Deeply committed to change, Schwantes made certain that the overhaul extended to the entire corporation, and it did: Not only was the new logo placed on all UHP products and packaging, but also on company letterhead, internal memos, embroidered employee polo shirts, and the marble edifice in the front of UHP world headquarters.

“The public made it clear that it didn’t want to support a brand it associated with a cold, gigantic corporation that exploits Third World child labor,” said Mark Ingersoll, head of DesignOne, the San Francisco-based graphic-design firm that created the new logo. “So we totally did away with that harsh, ’corporate-looking’ lettering and went with a friendlier, more inviting font with a little more warmth and visual flair.”

“It sort of brings to mind the old country store on the corner, doesn’t it?” said Ingersoll, who has worked on logo redesigns for, among others, Western Federated Electronics, GenCorp Amalgamated and Global Tetrahedron. “The color scheme is very cozy, but it still conveys confidence.”

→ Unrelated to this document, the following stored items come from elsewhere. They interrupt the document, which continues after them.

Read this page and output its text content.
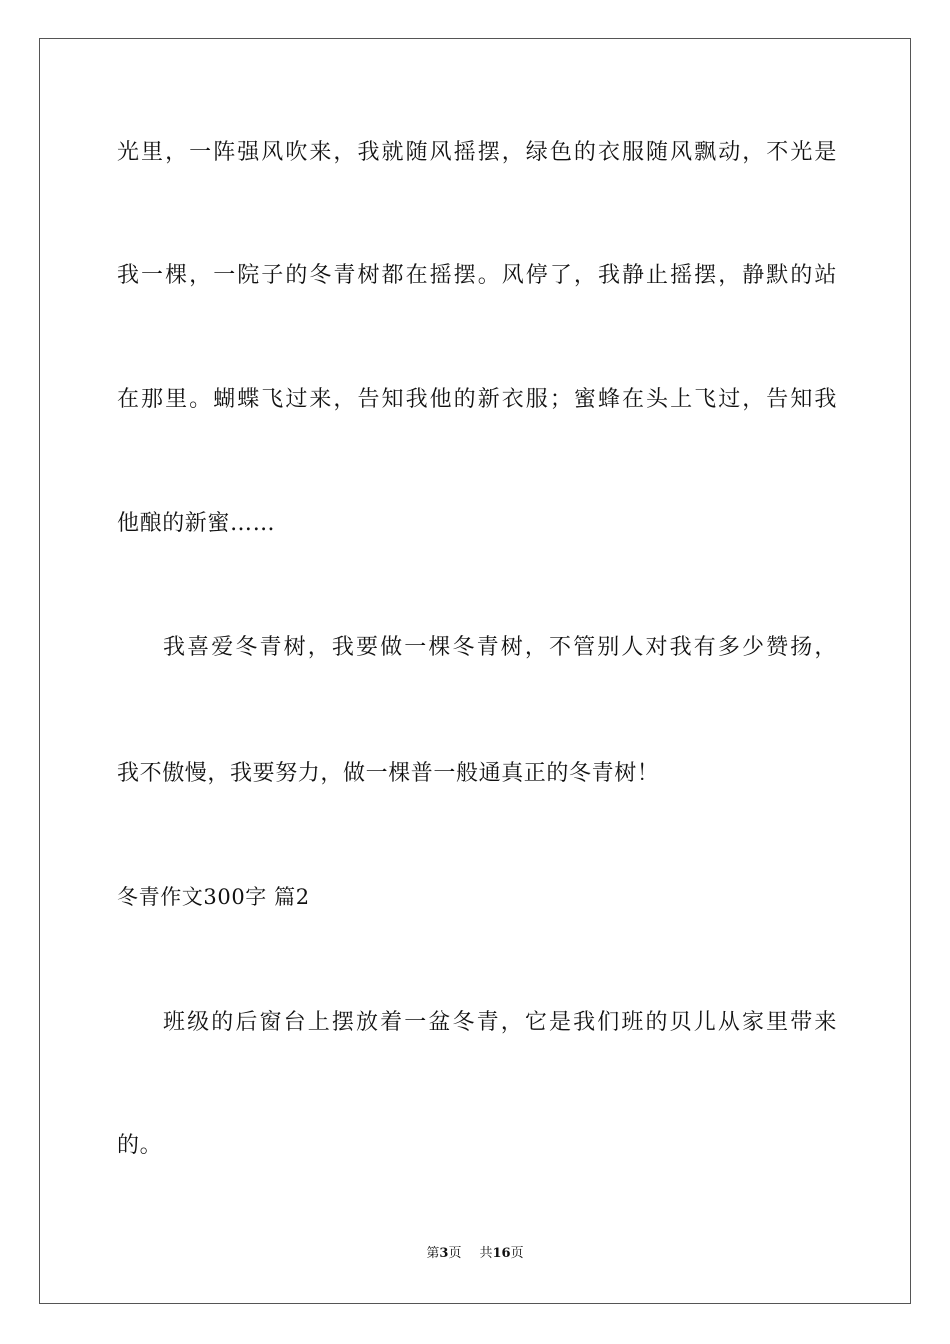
光里，一阵强风吹来，我就随风摇摆，绿色的衣服随风飘动，不光是
我一棵，一院子的冬青树都在摇摆。风停了，我静止摇摆，静默的站
在那里。蝴蝶飞过来，告知我他的新衣服；蜜蜂在头上飞过，告知我
他酿的新蜜……
我喜爱冬青树，我要做一棵冬青树，不管别人对我有多少赞扬，
我不傲慢，我要努力，做一棵普一般通真正的冬青树！
冬青作文300字 篇2
班级的后窗台上摆放着一盆冬青，它是我们班的贝儿从家里带来
的。
第3页 共16页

Ingersoll said his design team went through “literally hundreds of ideas” before settling on a classic red, white and blue motif for the logo. Among the ideas considered was “UHP” in a child’s handwriting in crayon superimposed over a pair of small handprints, but the idea was nixed when focus groups said it reminded them of the 12-year-old Malaysian factory-laborers.

Thus far, public response to UHP’s transformation has been overwhelmingly positive.

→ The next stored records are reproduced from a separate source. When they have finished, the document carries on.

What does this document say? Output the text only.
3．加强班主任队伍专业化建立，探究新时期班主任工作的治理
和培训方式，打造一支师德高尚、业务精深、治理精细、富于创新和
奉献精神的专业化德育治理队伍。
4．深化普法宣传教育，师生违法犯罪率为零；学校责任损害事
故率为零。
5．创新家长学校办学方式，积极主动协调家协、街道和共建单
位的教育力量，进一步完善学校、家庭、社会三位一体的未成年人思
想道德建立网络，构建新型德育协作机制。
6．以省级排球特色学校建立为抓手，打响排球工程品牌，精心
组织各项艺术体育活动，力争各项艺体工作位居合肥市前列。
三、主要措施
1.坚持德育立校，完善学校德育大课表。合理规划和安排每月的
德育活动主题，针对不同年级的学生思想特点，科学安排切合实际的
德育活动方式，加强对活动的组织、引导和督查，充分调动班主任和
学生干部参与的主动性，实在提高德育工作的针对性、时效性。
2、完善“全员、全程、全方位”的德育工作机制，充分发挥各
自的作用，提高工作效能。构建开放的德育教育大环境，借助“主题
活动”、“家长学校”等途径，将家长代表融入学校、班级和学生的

“This logo brings to mind the comfort of hearth and home,” said Margaret Talmadge, a Valdosta, GA, homemaker. “It suggests the warm, inviting arms of a trusted friend.”

“It’s a major improvement,” Rochester, NY, forklift operator John Spillman said. “Seems like they’ve really turned themselves around.”

A handful of skeptics, however, are not convinced that UHP has changed its stripes.

“We’re definitely taking a wait-and-see approach,” said Julianne Foyer, president of the Coalition of Concerned Consumers. “UHP has changed their logo in response to complaints before, only to go back to the same old original design within a year. Why should we believe that the logo will truly be different this time?”

In the past decade, UHP has changed its logo several times. In 1992, when an internal memo from then-CEO Robert Randolph about setting limits on minority hiring was accidentally leaked to the public, the company incorporated a pair of black and white shaking hands into the logo. In 1994, a new green logo featuring a tree coincided with the company’s printing of 800,000 “We Care About The Environment” pamphlets and the relocation of several tons of toxic runoff to offshore storage facilities.

But according to Schwantes, the new logo and new commitment to people is “here to stay.”

“United Home Products is not the same old company,” said Schwantes before handing reporters complimentary vinyl cell-phone holders bearing the new logo. “Take a chance on change: Trust UHP.”